BROOKS: It's not the future at all. The NAACP will never be an anachronism. The NAACP will never be a relic of a bygone era. All I would say to you is this, you ask any young person who's ever been stopped and frisked, is the NAACP relevant. Ask any middle-class professional, African-American, who's ever been detained, not because they're driving recklessly but because they're driving a nice car, an Audi, a Mercedes Benz. Ask anyone who's ever been a victim of housing discrimination, the kind of people I used to represent at the Justice Department and they'll tell you, that the NAACP is relevant now.

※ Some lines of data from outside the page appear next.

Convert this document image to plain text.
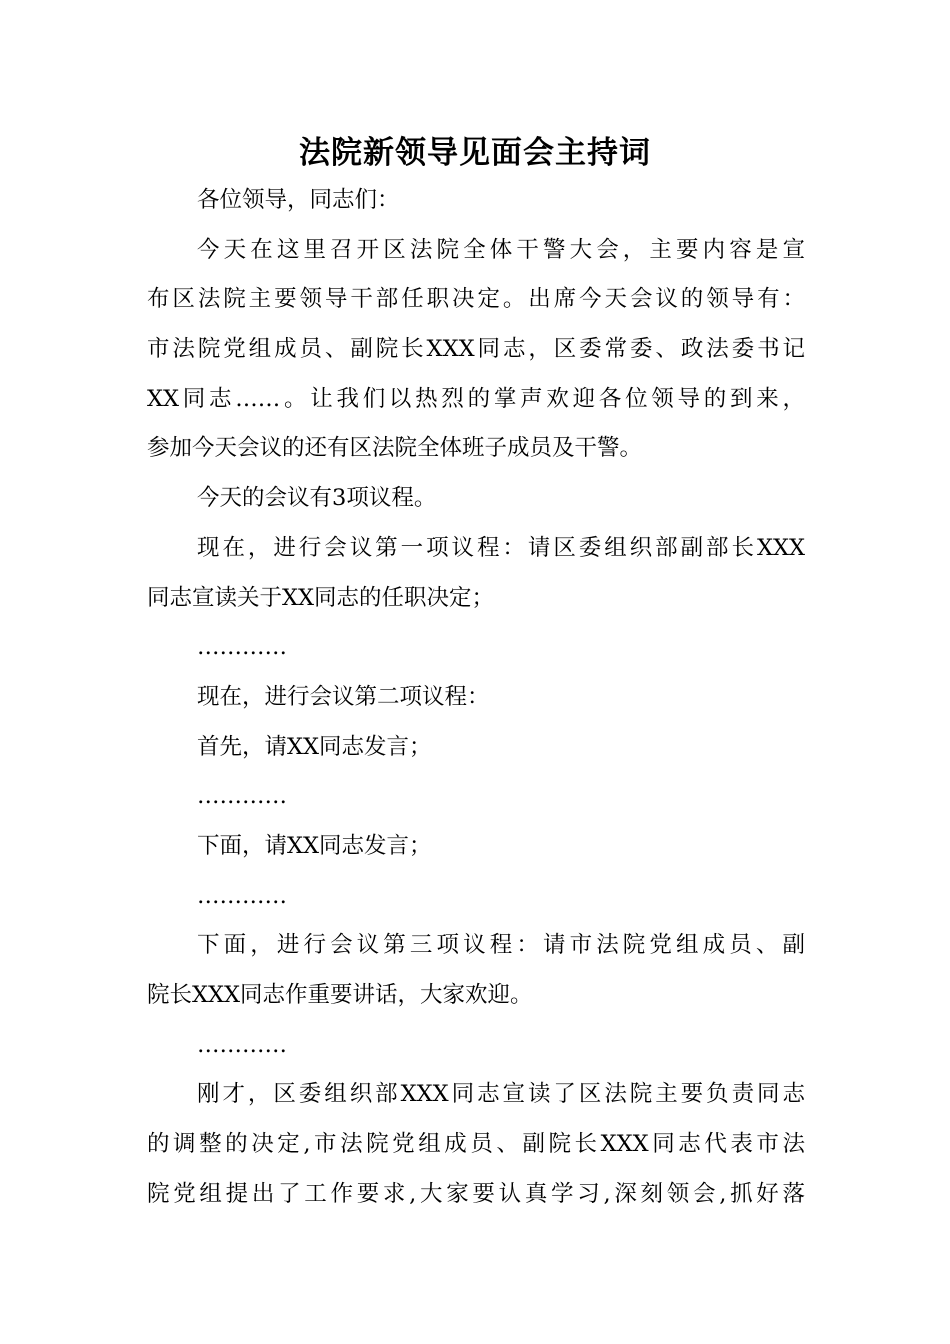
法院新领导见面会主持词
各位领导，同志们：
今天在这里召开区法院全体干警大会，主要内容是宣
布区法院主要领导干部任职决定。出席今天会议的领导有：
市法院党组成员、副院长XXX同志，区委常委、政法委书记
XX同志……。让我们以热烈的掌声欢迎各位领导的到来，
参加今天会议的还有区法院全体班子成员及干警。
今天的会议有3项议程。
现在，进行会议第一项议程：请区委组织部副部长XXX
同志宣读关于XX同志的任职决定；
…………
现在，进行会议第二项议程：
首先，请XX同志发言；
…………
下面，请XX同志发言；
…………
下面，进行会议第三项议程：请市法院党组成员、副
院长XXX同志作重要讲话，大家欢迎。
…………
刚才，区委组织部XXX同志宣读了区法院主要负责同志
的调整的决定,市法院党组成员、副院长XXX同志代表市法
院党组提出了工作要求,大家要认真学习,深刻领会,抓好落
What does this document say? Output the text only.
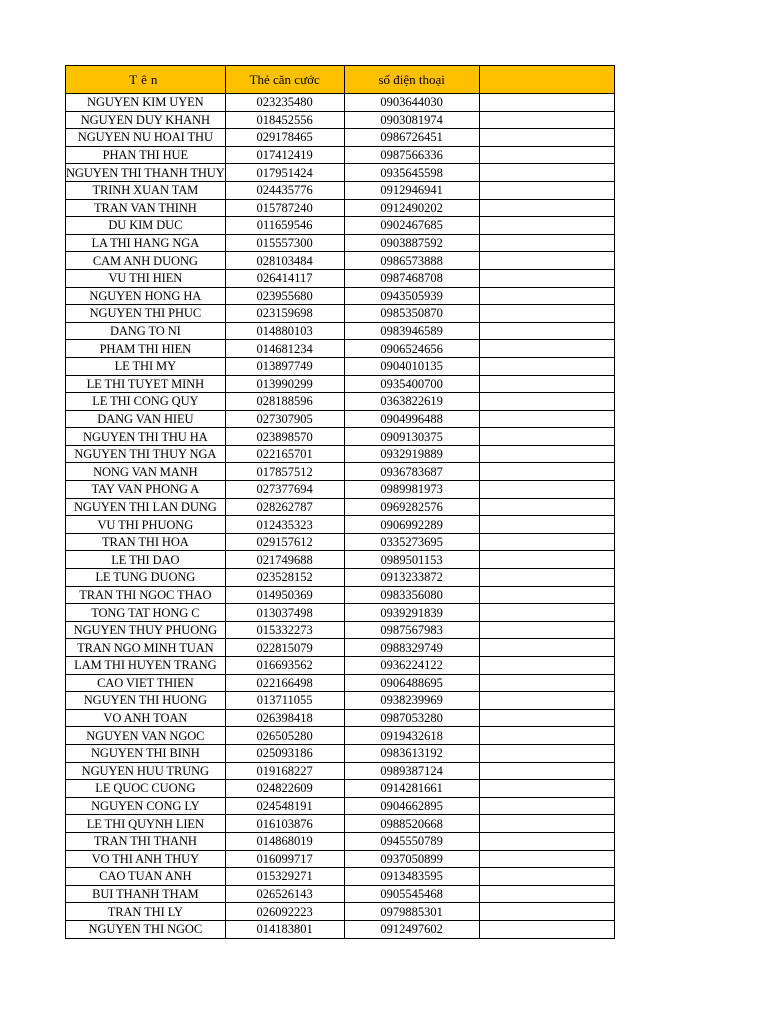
Tên	Thẻ căn cước	số điện thoại	
NGUYEN KIM UYEN	023235480	0903644030	
NGUYEN DUY KHANH	018452556	0903081974	
NGUYEN NU HOAI THU	029178465	0986726451	
PHAN THI HUE	017412419	0987566336	
NGUYEN THI THANH THUY	017951424	0935645598	
TRINH XUAN TAM	024435776	0912946941	
TRAN VAN THINH	015787240	0912490202	
DU KIM DUC	011659546	0902467685	
LA THI HANG NGA	015557300	0903887592	
CAM ANH DUONG	028103484	0986573888	
VU THI HIEN	026414117	0987468708	
NGUYEN HONG HA	023955680	0943505939	
NGUYEN THI PHUC	023159698	0985350870	
DANG TO NI	014880103	0983946589	
PHAM THI HIEN	014681234	0906524656	
LE THI MY	013897749	0904010135	
LE THI TUYET MINH	013990299	0935400700	
LE THI CONG QUY	028188596	0363822619	
DANG VAN HIEU	027307905	0904996488	
NGUYEN THI THU HA	023898570	0909130375	
NGUYEN THI THUY NGA	022165701	0932919889	
NONG VAN MANH	017857512	0936783687	
TAY VAN PHONG A	027377694	0989981973	
NGUYEN THI LAN DUNG	028262787	0969282576	
VU THI PHUONG	012435323	0906992289	
TRAN THI HOA	029157612	0335273695	
LE THI DAO	021749688	0989501153	
LE TUNG DUONG	023528152	0913233872	
TRAN THI NGOC THAO	014950369	0983356080	
TONG TAT HONG C	013037498	0939291839	
NGUYEN THUY PHUONG	015332273	0987567983	
TRAN NGO MINH TUAN	022815079	0988329749	
LAM THI HUYEN TRANG	016693562	0936224122	
CAO VIET THIEN	022166498	0906488695	
NGUYEN THI HUONG	013711055	0938239969	
VO ANH TOAN	026398418	0987053280	
NGUYEN VAN NGOC	026505280	0919432618	
NGUYEN THI BINH	025093186	0983613192	
NGUYEN HUU TRUNG	019168227	0989387124	
LE QUOC CUONG	024822609	0914281661	
NGUYEN CONG LY	024548191	0904662895	
LE THI QUYNH LIEN	016103876	0988520668	
TRAN THI THANH	014868019	0945550789	
VO THI ANH THUY	016099717	0937050899	
CAO TUAN ANH	015329271	0913483595	
BUI THANH THAM	026526143	0905545468	
TRAN THI LY	026092223	0979885301	
NGUYEN THI NGOC	014183801	0912497602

It is not a creature of history.

MARTIN: How do you account for something like, speaking of housing discrimination, something like the Los Angeles chapter giving an award to Donald Sterling. The once and possibly still owner of the Los Angeles Clippers? When there was a demonstrated record of his having discriminated against people of color. How does something like that - and not only that, his own coach and general manager who sued him, even though he lost but makes the same kinds of allegations that have now come to the floor, about this very disrespectful, demeaning attitude toward blacks and Latinos. How does something like that happen?

BROOKS: Clearly that was a mistake. It was a mistake. But I think it's also important for us to take note of this. When you think about a young baseball player by the name of Jackie Robinson, who for over a decade raised money for the NAACP to open the doors, with respect to not only diversity on the field but diversity in the front office. The NAACP has long been the means by which sports, entertainment, business in this country have been opened up to people from all walks of life. And so, in terms of Mr. Sterling, nothing can justify that. But what's really important for us to keep in mind is - that was one mistake. It didn't obliterate the record.

MARTIN: Why did you want to do this job?

BROOKS: I love this organization. I love the work that it represents. Growing up as a little boy in Georgetown, South Carolina, I had a grandfather. And my grandfather ran for Congress in the wake of the Smith versus Allwright Supreme Court decision outlawing the all-white Democratic Primary. He did that because he believed in the NAACP and wanted to excite people and engage people, to enter the ranks of what I believe to be the greatest band of the freedom fighters this country, and this world has ever known, namely the NAACP. Talk to people who find themselves made vulnerable by people who are trampling upon their rights and ask them the first name that they think of when it comes to protecting their rights. That name would be the National Association for the Advancement of Colored People.

MARTIN: Cornell William Brooks is the new president and CEO of the NAACP. He was kind enough to join us in our Washington, D.C. studios. Mr. Brooks, Reverend Brooks, thank you so much for speaking with us.